The boy I went to college with had half his head blown off and lived to tell about it. A handsome guy, serious and smart, he left the network anchor desk and rode the tank in Taji to find the war and make the story real. Twenty eight days of a dream job, a moon cycle, and the blood rushing out nothing compared to what the body absorbs, what the flesh takes and refuses to let go: the stone in the neck, the shrapnel in the scalp, pieces of bark buried in soft tissue that swell into spots on the MRI. Now that the words came back and the hair grew in you can hardly see the piece of skull the surgeons cut to leave room for his brain to swell. In the home movie cable broadcasts his kids laugh while he struggles to sound words they mastered long ago, tries to name things -- hammer, scissors, belt buckle – he can’t quite place from pictures. When he asked them to open the hatch and he stuck his head out to take it all in and bring it back here he couldn't know how hard they’d work to get the shrapnel out. The imaging tracks the brain’s swell but not the mind’s motion and on the screen the foreign bodies in his head glow white and eerie in the dark.
IV.
He’s known her since preschool, this chubby girl who told my son not to worry on the day they put the spacer in his mouth.

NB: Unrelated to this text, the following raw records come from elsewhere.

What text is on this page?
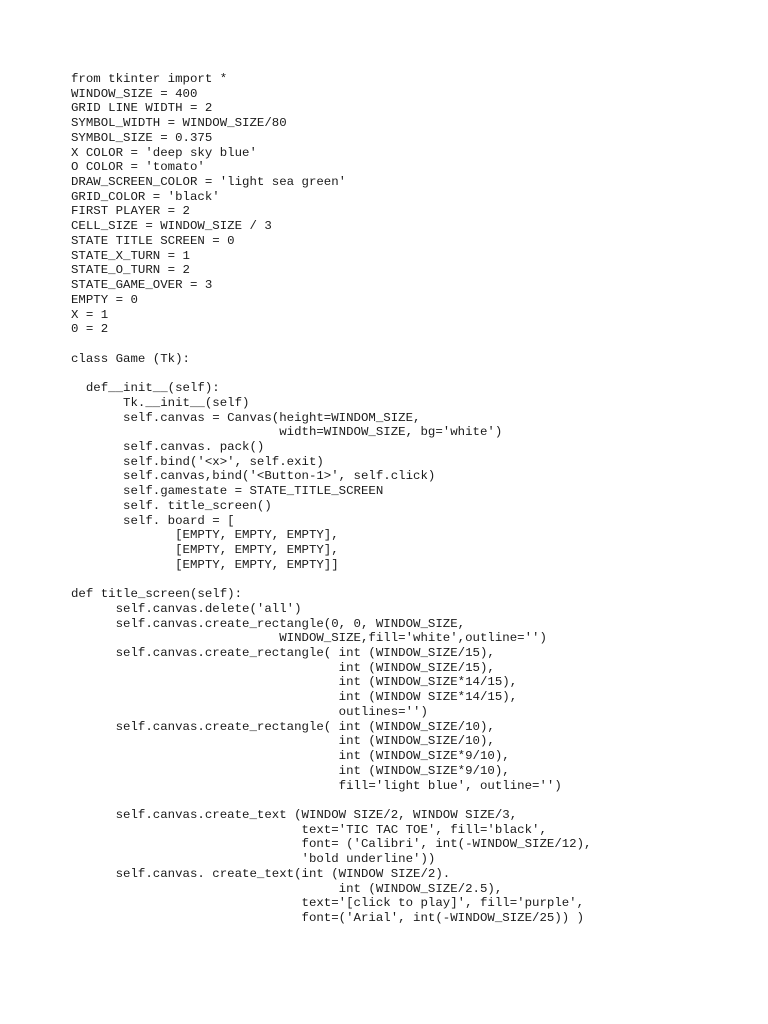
from tkinter import *
WINDOW_SIZE = 400
GRID LINE WIDTH = 2
SYMBOL_WIDTH = WINDOW_SIZE/80
SYMBOL_SIZE = 0.375
X COLOR = 'deep sky blue'
O COLOR = 'tomato'
DRAW_SCREEN_COLOR = 'light sea green'
GRID_COLOR = 'black'
FIRST PLAYER = 2
CELL_SIZE = WINDOW_SIZE / 3
STATE TITLE SCREEN = 0
STATE_X_TURN = 1
STATE_O_TURN = 2
STATE_GAME_OVER = 3
EMPTY = 0
X = 1
0 = 2
class Game (Tk):
def__init__(self):
Tk.__init__(self)
self.canvas = Canvas(height=WINDOM_SIZE,
width=WINDOW_SIZE, bg='white')
self.canvas. pack()
self.bind('<x>', self.exit)
self.canvas,bind('<Button-1>', self.click)
self.gamestate = STATE_TITLE_SCREEN
self. title_screen()
self. board = [
[EMPTY, EMPTY, EMPTY],
[EMPTY, EMPTY, EMPTY],
[EMPTY, EMPTY, EMPTY]]
def title_screen(self):
self.canvas.delete('all')
self.canvas.create_rectangle(0, 0, WINDOW_SIZE,
WINDOW_SIZE,fill='white',outline='')
self.canvas.create_rectangle( int (WINDOW_SIZE/15),
int (WINDOW_SIZE/15),
int (WINDOW_SIZE*14/15),
int (WINDOW SIZE*14/15),
outlines='')
self.canvas.create_rectangle( int (WINDOW_SIZE/10),
int (WINDOW_SIZE/10),
int (WINDOW_SIZE*9/10),
int (WINDOW_SIZE*9/10),
fill='light blue', outline='')
self.canvas.create_text (WINDOW SIZE/2, WINDOW SIZE/3,
text='TIC TAC TOE', fill='black',
font= ('Calibri', int(-WINDOW_SIZE/12),
'bold underline'))
self.canvas. create_text(int (WINDOW SIZE/2).
int (WINDOW_SIZE/2.5),
text='[click to play]', fill='purple',
font=('Arial', int(-WINDOW_SIZE/25)) )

Open wide, she said, admiring the metal that kept sticking to his tongue. You’re not lisping, she said, You sound good. Almost eleven now, she wears pink leggings and shirts that show her soft brown belly. Listening as his phone rings with texts we can’t hear written in codes we can’t read, we wonder nights how long a boy and girl can last as friends. We sit for dinner to the sounds of gunfire filtering from the radio below. “Serena’s family lives there,” Cole pronounces without segue, gesturing toward the sounds. “In the basement?” his older brother asks, his voice flat with apathy or sarcasm. It’s news to us, the grandmother in Sadr City, the cousins in Saulaymaniyah -- a name I’d seen on the phone for months now, a word so odd and lyrical I thought they’d made it up.
V.
They called her the “crazy woman” of al Ghazi. When her eyes met theirs instead of looking down, they thought they knew what she held close to her chest. Body, bomb, birds all burst from the deep black folds of the abaya when they blew her up in the Baghdad animal market. As she opened her arms the force sent donkeys flying, the blood of boys mixed with pigeons exploding in the air. Blocks away and hours later, a mother keens for two sons wandering the market on school holiday. The bruises on her face mark the places where her fists hit the skin over and over and her hair is laced with dirt, gritty remnants of her mourning like ashes in the air. Where I touch the picture she’s bent double, the outline of her body indistinguishable or empty beneath the covers of the robe she keeps clutching in her hands.
Working Notes
My piece traces the impact of the Iraq war in domestic terms, beginning with the explosion of the first bombs on television and ending with images of the recent suicide bombing in a Baghdad pet market. Haunted by the images I’d seen on TV the night the war began, I stayed up and wrote the first section then. As years went by and my boys continued to grow up in a world at war, I returned to the piece to add sections, most of which focused on the distance between the domestic world we live in and a world of violence accessible only through the mediation of technology and the media.
About the author
Laura E. Tanner is Professor of English at Boston College, where she teaches classes on Literature and Social Change, Contemporary American Women Writers and Twentieth-Century Fiction. She has written on a variety of social issues in literary and cultural contexts, including race, gender, violence, illness and aging. Her second book, Lost Bodies: Inhabiting the Borders of Life and Death, was published in 2006 by Cornell University Press.